All the Truth That's in Me by Julie Berry

genre: young adult

When Judith returns to her extremely conservative town after having disappeared for four years, she is missing more than her childhood and her innocence.  In an act of violence, Judith has lost the ability to speak.  Unable to explain what happened and what she saw, Judith lives a shadow life - there, watching, but either unable and sometimes forbidden to participate in the community around her.  Her thoughts, instead, are poured out into a journal to the boy she has always loved, the boy she watches with a keen eye.  When circumstances dictate that Judith must either act or her whole town may be in danger, she has to decide if it is worth the struggle of making a place for her in the world after all.

Not historical fiction, exactly, but set in a Puritain-type society, this story delves deep into voice and belonging, into hatred and scapegoats, intolerance and sexism.  It makes you think about the people we disenfranchise and how important it is to give every person - male and especially female - the space to feel like what they have to say is valid and that justice belongs to everyone.

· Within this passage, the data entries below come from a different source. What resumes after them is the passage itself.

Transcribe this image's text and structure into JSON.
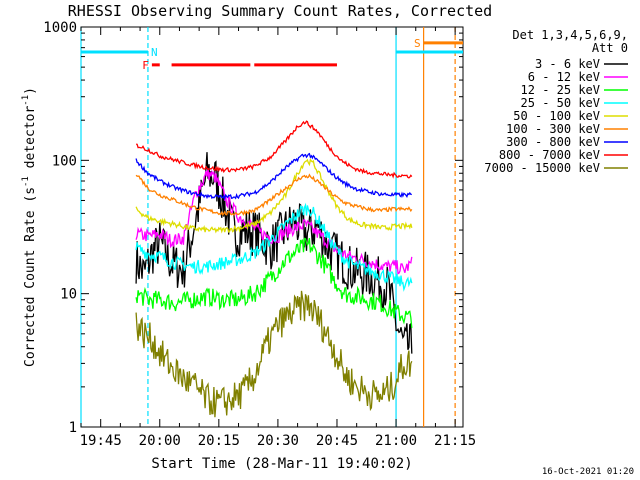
{
  "chart_data": {
    "type": "line",
    "title": "RHESSI Observing Summary Count Rates, Corrected",
    "xlabel": "Start Time (28-Mar-11 19:40:02)",
    "ylabel_main": "Corrected Count Rate (s",
    "ylabel_sup1": "-1",
    "ylabel_mid": " detector",
    "ylabel_sup2": "-1",
    "ylabel_end": ")",
    "yscale": "log",
    "xlim": [
      "19:40",
      "21:17"
    ],
    "ylim": [
      1,
      1000
    ],
    "xticks": [
      "19:45",
      "20:00",
      "20:15",
      "20:30",
      "20:45",
      "21:00",
      "21:15"
    ],
    "yticks": [
      {
        "value": 1,
        "label": "1"
      },
      {
        "value": 10,
        "label": "10"
      },
      {
        "value": 100,
        "label": "100"
      },
      {
        "value": 1000,
        "label": "1000"
      }
    ],
    "legend_header": [
      "Det 1,3,4,5,6,9,",
      "Att 0"
    ],
    "legend_placement": "right",
    "timestamp": "16-Oct-2021 01:20",
    "data_start": "19:54",
    "data_end": "21:04",
    "series": [
      {
        "name": "3 - 6 keV",
        "color": "#000000",
        "noise": 0.18,
        "points": [
          [
            "19:54",
            18
          ],
          [
            "19:56",
            14
          ],
          [
            "19:58",
            20
          ],
          [
            "20:00",
            24
          ],
          [
            "20:03",
            17
          ],
          [
            "20:06",
            15
          ],
          [
            "20:09",
            35
          ],
          [
            "20:12",
            80
          ],
          [
            "20:14",
            75
          ],
          [
            "20:16",
            50
          ],
          [
            "20:19",
            28
          ],
          [
            "20:22",
            30
          ],
          [
            "20:25",
            28
          ],
          [
            "20:28",
            22
          ],
          [
            "20:31",
            28
          ],
          [
            "20:34",
            35
          ],
          [
            "20:37",
            28
          ],
          [
            "20:40",
            32
          ],
          [
            "20:43",
            22
          ],
          [
            "20:46",
            18
          ],
          [
            "20:49",
            15
          ],
          [
            "20:52",
            14
          ],
          [
            "20:55",
            13
          ],
          [
            "20:58",
            11
          ],
          [
            "21:00",
            6
          ],
          [
            "21:02",
            4
          ],
          [
            "21:04",
            4
          ]
        ]
      },
      {
        "name": "6 - 12 keV",
        "color": "#ff00ff",
        "noise": 0.05,
        "points": [
          [
            "19:54",
            28
          ],
          [
            "19:57",
            27
          ],
          [
            "20:00",
            28
          ],
          [
            "20:03",
            25
          ],
          [
            "20:06",
            26
          ],
          [
            "20:09",
            55
          ],
          [
            "20:12",
            80
          ],
          [
            "20:14",
            75
          ],
          [
            "20:17",
            50
          ],
          [
            "20:20",
            38
          ],
          [
            "20:23",
            33
          ],
          [
            "20:26",
            28
          ],
          [
            "20:29",
            26
          ],
          [
            "20:33",
            30
          ],
          [
            "20:37",
            33
          ],
          [
            "20:41",
            27
          ],
          [
            "20:45",
            21
          ],
          [
            "20:48",
            19
          ],
          [
            "20:51",
            18
          ],
          [
            "20:54",
            17
          ],
          [
            "20:57",
            16
          ],
          [
            "21:00",
            16
          ],
          [
            "21:02",
            15
          ],
          [
            "21:04",
            17
          ]
        ]
      },
      {
        "name": "12 - 25 keV",
        "color": "#00ff00",
        "noise": 0.07,
        "points": [
          [
            "19:54",
            10
          ],
          [
            "19:57",
            9
          ],
          [
            "20:00",
            9
          ],
          [
            "20:04",
            8.5
          ],
          [
            "20:08",
            9
          ],
          [
            "20:12",
            9.5
          ],
          [
            "20:16",
            9
          ],
          [
            "20:20",
            9
          ],
          [
            "20:24",
            10
          ],
          [
            "20:28",
            13
          ],
          [
            "20:32",
            18
          ],
          [
            "20:36",
            22
          ],
          [
            "20:38",
            23
          ],
          [
            "20:41",
            18
          ],
          [
            "20:44",
            13
          ],
          [
            "20:47",
            10
          ],
          [
            "20:50",
            9.5
          ],
          [
            "20:53",
            9
          ],
          [
            "20:56",
            8.5
          ],
          [
            "20:59",
            7.5
          ],
          [
            "21:01",
            7
          ],
          [
            "21:04",
            6.5
          ]
        ]
      },
      {
        "name": "25 - 50 keV",
        "color": "#00ffff",
        "noise": 0.05,
        "points": [
          [
            "19:54",
            22
          ],
          [
            "19:57",
            20
          ],
          [
            "20:00",
            19
          ],
          [
            "20:04",
            17
          ],
          [
            "20:08",
            16
          ],
          [
            "20:12",
            16
          ],
          [
            "20:16",
            17
          ],
          [
            "20:20",
            18
          ],
          [
            "20:24",
            20
          ],
          [
            "20:28",
            25
          ],
          [
            "20:32",
            33
          ],
          [
            "20:36",
            42
          ],
          [
            "20:38",
            44
          ],
          [
            "20:41",
            33
          ],
          [
            "20:44",
            23
          ],
          [
            "20:47",
            18
          ],
          [
            "20:50",
            16
          ],
          [
            "20:53",
            15
          ],
          [
            "20:56",
            14
          ],
          [
            "20:59",
            13
          ],
          [
            "21:02",
            12
          ],
          [
            "21:04",
            12
          ]
        ]
      },
      {
        "name": "50 - 100 keV",
        "color": "#dddd00",
        "noise": 0.02,
        "points": [
          [
            "19:54",
            43
          ],
          [
            "19:57",
            37
          ],
          [
            "20:00",
            35
          ],
          [
            "20:04",
            33
          ],
          [
            "20:08",
            31
          ],
          [
            "20:12",
            30
          ],
          [
            "20:16",
            30
          ],
          [
            "20:20",
            31
          ],
          [
            "20:24",
            33
          ],
          [
            "20:28",
            40
          ],
          [
            "20:32",
            55
          ],
          [
            "20:35",
            80
          ],
          [
            "20:37",
            100
          ],
          [
            "20:39",
            95
          ],
          [
            "20:42",
            65
          ],
          [
            "20:45",
            45
          ],
          [
            "20:48",
            36
          ],
          [
            "20:51",
            33
          ],
          [
            "20:54",
            32
          ],
          [
            "20:57",
            31
          ],
          [
            "21:00",
            32
          ],
          [
            "21:02",
            32
          ],
          [
            "21:04",
            32
          ]
        ]
      },
      {
        "name": "100 - 300 keV",
        "color": "#ff8000",
        "noise": 0.015,
        "points": [
          [
            "19:54",
            80
          ],
          [
            "19:57",
            62
          ],
          [
            "20:00",
            55
          ],
          [
            "20:04",
            50
          ],
          [
            "20:08",
            45
          ],
          [
            "20:12",
            42
          ],
          [
            "20:16",
            40
          ],
          [
            "20:20",
            40
          ],
          [
            "20:24",
            42
          ],
          [
            "20:28",
            50
          ],
          [
            "20:32",
            62
          ],
          [
            "20:36",
            75
          ],
          [
            "20:38",
            76
          ],
          [
            "20:41",
            66
          ],
          [
            "20:44",
            55
          ],
          [
            "20:47",
            48
          ],
          [
            "20:50",
            45
          ],
          [
            "20:53",
            43
          ],
          [
            "20:56",
            42
          ],
          [
            "20:59",
            43
          ],
          [
            "21:02",
            43
          ],
          [
            "21:04",
            43
          ]
        ]
      },
      {
        "name": "300 - 800 keV",
        "color": "#0000ff",
        "noise": 0.015,
        "points": [
          [
            "19:54",
            100
          ],
          [
            "19:57",
            80
          ],
          [
            "20:00",
            70
          ],
          [
            "20:04",
            62
          ],
          [
            "20:08",
            57
          ],
          [
            "20:12",
            54
          ],
          [
            "20:16",
            53
          ],
          [
            "20:20",
            54
          ],
          [
            "20:24",
            57
          ],
          [
            "20:28",
            68
          ],
          [
            "20:32",
            88
          ],
          [
            "20:36",
            108
          ],
          [
            "20:38",
            110
          ],
          [
            "20:41",
            95
          ],
          [
            "20:44",
            78
          ],
          [
            "20:47",
            67
          ],
          [
            "20:50",
            61
          ],
          [
            "20:53",
            58
          ],
          [
            "20:56",
            56
          ],
          [
            "20:59",
            55
          ],
          [
            "21:02",
            55
          ],
          [
            "21:04",
            55
          ]
        ]
      },
      {
        "name": "800 - 7000 keV",
        "color": "#ff0000",
        "noise": 0.015,
        "points": [
          [
            "19:54",
            130
          ],
          [
            "19:57",
            120
          ],
          [
            "20:00",
            108
          ],
          [
            "20:04",
            100
          ],
          [
            "20:08",
            93
          ],
          [
            "20:12",
            88
          ],
          [
            "20:16",
            85
          ],
          [
            "20:20",
            85
          ],
          [
            "20:24",
            90
          ],
          [
            "20:28",
            105
          ],
          [
            "20:32",
            140
          ],
          [
            "20:35",
            180
          ],
          [
            "20:37",
            195
          ],
          [
            "20:40",
            165
          ],
          [
            "20:43",
            125
          ],
          [
            "20:46",
            100
          ],
          [
            "20:49",
            88
          ],
          [
            "20:52",
            82
          ],
          [
            "20:55",
            80
          ],
          [
            "20:58",
            78
          ],
          [
            "21:01",
            77
          ],
          [
            "21:04",
            76
          ]
        ]
      },
      {
        "name": "7000 - 15000 keV",
        "color": "#808000",
        "noise": 0.12,
        "points": [
          [
            "19:54",
            6
          ],
          [
            "19:56",
            5
          ],
          [
            "19:58",
            4.5
          ],
          [
            "20:00",
            3.6
          ],
          [
            "20:03",
            2.8
          ],
          [
            "20:06",
            2.3
          ],
          [
            "20:09",
            2
          ],
          [
            "20:12",
            1.6
          ],
          [
            "20:15",
            1.5
          ],
          [
            "20:18",
            1.6
          ],
          [
            "20:21",
            1.8
          ],
          [
            "20:24",
            2.4
          ],
          [
            "20:27",
            4
          ],
          [
            "20:30",
            5.8
          ],
          [
            "20:33",
            7
          ],
          [
            "20:36",
            8
          ],
          [
            "20:38",
            8.2
          ],
          [
            "20:41",
            6
          ],
          [
            "20:44",
            4
          ],
          [
            "20:47",
            2.5
          ],
          [
            "20:50",
            2
          ],
          [
            "20:53",
            1.8
          ],
          [
            "20:56",
            1.7
          ],
          [
            "20:59",
            2
          ],
          [
            "21:02",
            3
          ],
          [
            "21:04",
            3
          ]
        ]
      }
    ],
    "flag_lines": [
      {
        "x": "19:40",
        "color": "#00e0ff",
        "style": "solid"
      },
      {
        "x": "19:57",
        "color": "#00e0ff",
        "style": "dashed"
      },
      {
        "x": "21:00",
        "color": "#00e0ff",
        "style": "solid"
      },
      {
        "x": "21:07",
        "color": "#ff8000",
        "style": "solid"
      },
      {
        "x": "21:15",
        "color": "#ff8000",
        "style": "dashed"
      }
    ],
    "flag_bars": [
      {
        "label": "",
        "color": "#00e0ff",
        "y": 650,
        "segments": [
          [
            "19:40",
            "19:57"
          ]
        ]
      },
      {
        "label": "N",
        "color": "#00e0ff",
        "y": 650,
        "segments": []
      },
      {
        "label": "F",
        "color": "#ff0000",
        "y": 520,
        "segments": [
          [
            "19:58",
            "20:00"
          ],
          [
            "20:03",
            "20:23"
          ],
          [
            "20:24",
            "20:45"
          ]
        ]
      },
      {
        "label": "",
        "color": "#00e0ff",
        "y": 650,
        "segments": [
          [
            "21:00",
            "21:17"
          ]
        ]
      },
      {
        "label": "S",
        "color": "#ff8000",
        "y": 760,
        "segments": [
          [
            "21:07",
            "21:17"
          ]
        ]
      }
    ]
  }
}
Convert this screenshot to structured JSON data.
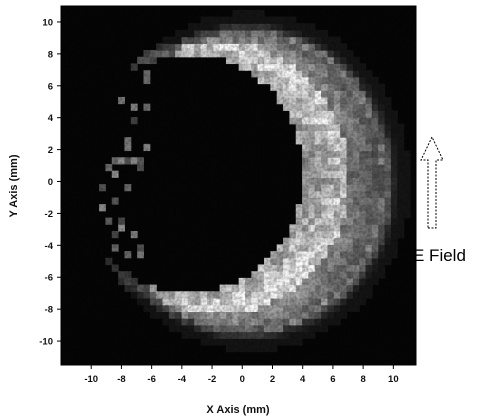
{
  "chart_data": {
    "type": "heatmap",
    "title": "",
    "xlabel": "X Axis (mm)",
    "ylabel": "Y Axis (mm)",
    "xlim": [
      -12,
      11.5
    ],
    "ylim": [
      -11.5,
      11
    ],
    "xticks": [
      -10,
      -8,
      -6,
      -4,
      -2,
      0,
      2,
      4,
      6,
      8,
      10
    ],
    "yticks": [
      10,
      8,
      6,
      4,
      2,
      0,
      -2,
      -4,
      -6,
      -8,
      -10
    ],
    "ring": {
      "description_of_shape": "crescent",
      "outer_center": [
        0.5,
        0
      ],
      "outer_radius": 10,
      "inner_center": [
        -3.5,
        0.5
      ],
      "inner_radius": 7.8,
      "peak_angle_deg": [
        90,
        -90
      ]
    },
    "background_color": "#050505",
    "annotation": {
      "text": "E Field",
      "arrow_direction": "up"
    }
  }
}
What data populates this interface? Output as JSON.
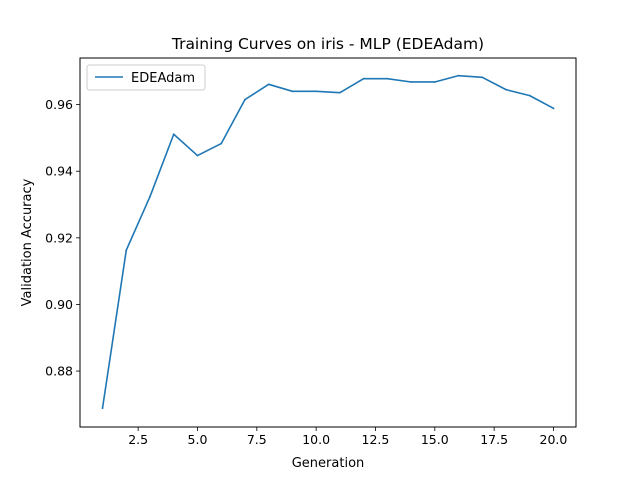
{
  "chart_data": {
    "type": "line",
    "title": "Training Curves on iris - MLP (EDEAdam)",
    "xlabel": "Generation",
    "ylabel": "Validation Accuracy",
    "xlim": [
      0.05,
      20.95
    ],
    "ylim": [
      0.8632,
      0.974
    ],
    "xticks": [
      2.5,
      5.0,
      7.5,
      10.0,
      12.5,
      15.0,
      17.5,
      20.0
    ],
    "xtick_labels": [
      "2.5",
      "5.0",
      "7.5",
      "10.0",
      "12.5",
      "15.0",
      "17.5",
      "20.0"
    ],
    "yticks": [
      0.88,
      0.9,
      0.92,
      0.94,
      0.96
    ],
    "ytick_labels": [
      "0.88",
      "0.90",
      "0.92",
      "0.94",
      "0.96"
    ],
    "grid": false,
    "legend_position": "top-left",
    "series": [
      {
        "name": "EDEAdam",
        "color": "#1f77b4",
        "x": [
          1,
          2,
          3,
          4,
          5,
          6,
          7,
          8,
          9,
          10,
          11,
          12,
          13,
          14,
          15,
          16,
          17,
          18,
          19,
          20
        ],
        "y": [
          0.8689,
          0.9163,
          0.9324,
          0.9511,
          0.9447,
          0.9483,
          0.9615,
          0.9661,
          0.964,
          0.964,
          0.9636,
          0.9678,
          0.9678,
          0.9668,
          0.9668,
          0.9687,
          0.9682,
          0.9645,
          0.9627,
          0.9589
        ]
      }
    ]
  }
}
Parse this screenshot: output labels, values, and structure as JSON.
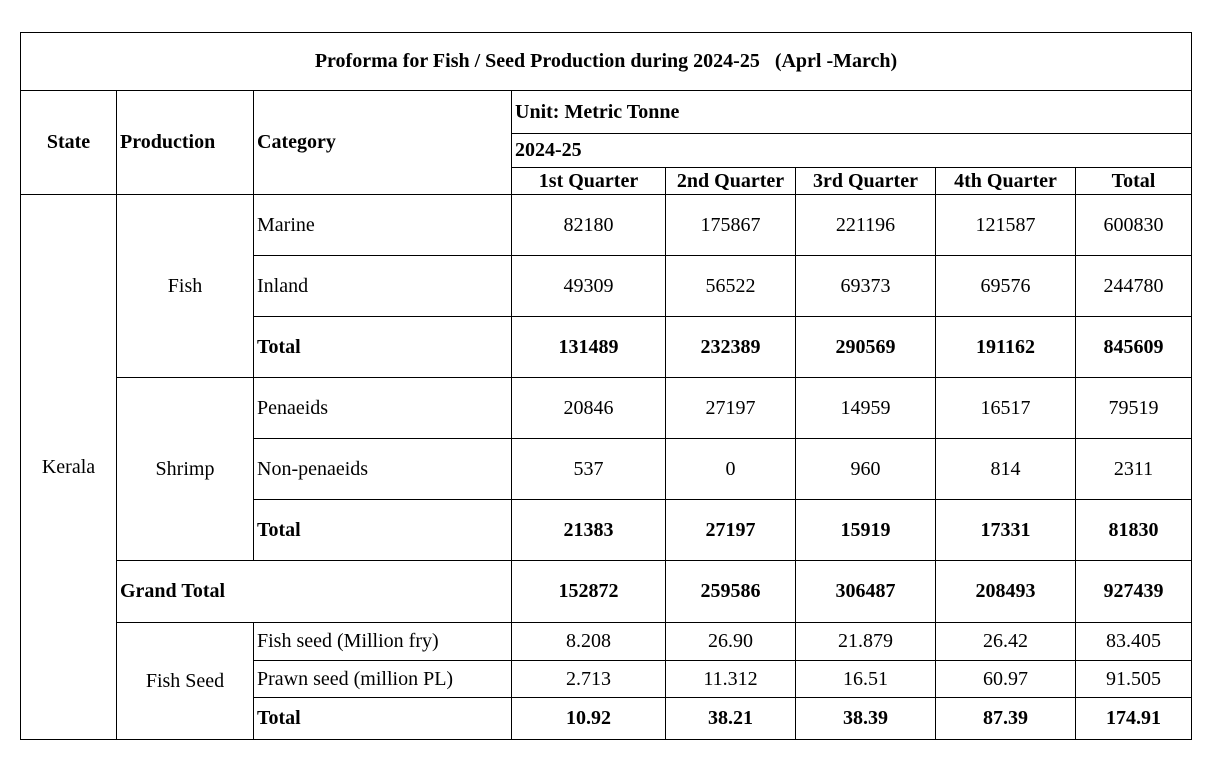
{
  "title": "Proforma for Fish / Seed Production during 2024-25   (Aprl -March)",
  "headers": {
    "state": "State",
    "production": "Production",
    "category": "Category",
    "unit": "Unit: Metric Tonne",
    "year": "2024-25",
    "q1": "1st Quarter",
    "q2": "2nd Quarter",
    "q3": "3rd Quarter",
    "q4": "4th Quarter",
    "total": "Total"
  },
  "state": "Kerala",
  "groups": {
    "fish": {
      "label": "Fish",
      "rows": [
        {
          "category": "Marine",
          "values": [
            "82180",
            "175867",
            "221196",
            "121587",
            "600830"
          ]
        },
        {
          "category": "Inland",
          "values": [
            "49309",
            "56522",
            "69373",
            "69576",
            "244780"
          ]
        },
        {
          "category": "Total",
          "values": [
            "131489",
            "232389",
            "290569",
            "191162",
            "845609"
          ]
        }
      ]
    },
    "shrimp": {
      "label": "Shrimp",
      "rows": [
        {
          "category": "Penaeids",
          "values": [
            "20846",
            "27197",
            "14959",
            "16517",
            "79519"
          ]
        },
        {
          "category": "Non-penaeids",
          "values": [
            "537",
            "0",
            "960",
            "814",
            "2311"
          ]
        },
        {
          "category": "Total",
          "values": [
            "21383",
            "27197",
            "15919",
            "17331",
            "81830"
          ]
        }
      ]
    },
    "grand_total": {
      "label": "Grand Total",
      "values": [
        "152872",
        "259586",
        "306487",
        "208493",
        "927439"
      ]
    },
    "fish_seed": {
      "label": "Fish Seed",
      "rows": [
        {
          "category": "Fish seed (Million fry)",
          "values": [
            "8.208",
            "26.90",
            "21.879",
            "26.42",
            "83.405"
          ]
        },
        {
          "category": "Prawn seed (million PL)",
          "values": [
            "2.713",
            "11.312",
            "16.51",
            "60.97",
            "91.505"
          ]
        },
        {
          "category": "Total",
          "values": [
            "10.92",
            "38.21",
            "38.39",
            "87.39",
            "174.91"
          ]
        }
      ]
    }
  }
}
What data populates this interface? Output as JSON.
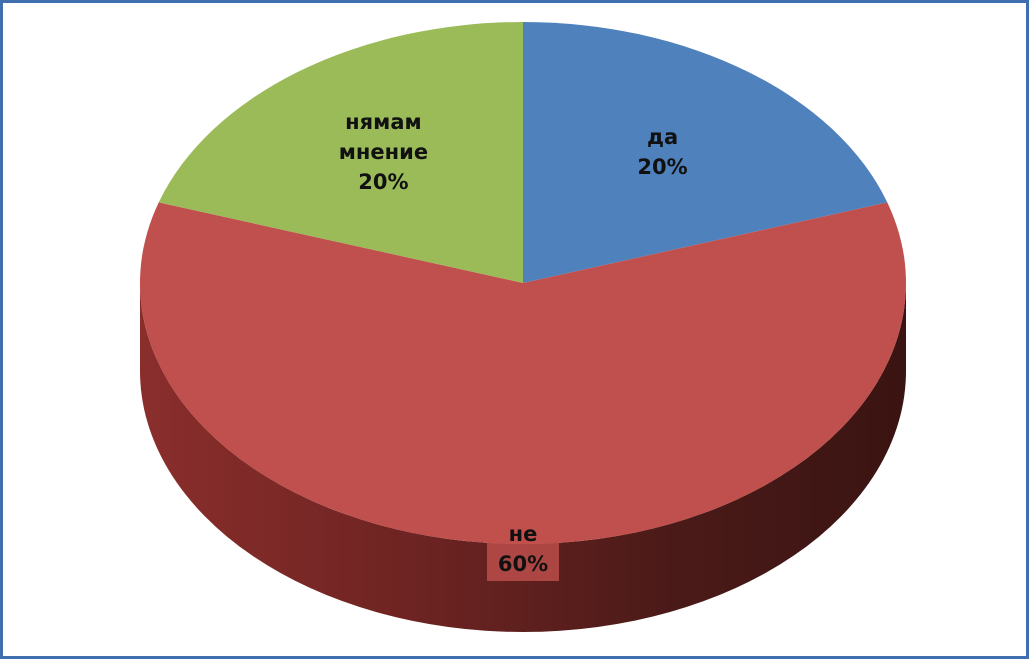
{
  "chart_data": {
    "type": "pie",
    "categories": [
      "да",
      "не",
      "нямам мнение"
    ],
    "values": [
      20,
      60,
      20
    ],
    "value_labels": [
      "20%",
      "60%",
      "20%"
    ],
    "colors": [
      "#4f81bd",
      "#c0504d",
      "#9bbb59"
    ]
  }
}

It was slow-going, I'll be honest - it never really gripped me until the last fourth, but I also couldn't let it go: the ideas and Judith herself and her love for Lucas kept me wanting to know what happened.  I loved the early-America-but-not-quite setting and the constructs it places on the story,  I liked the second-person narrative and even the not-quite-chronological flow worked for me.  I liked that I really didn't know how things were going to sort out, the mystery and the suspense.  I really liked the sensitivity some tough issues were tackled with and how it was all wrapped up in a sad but really good story.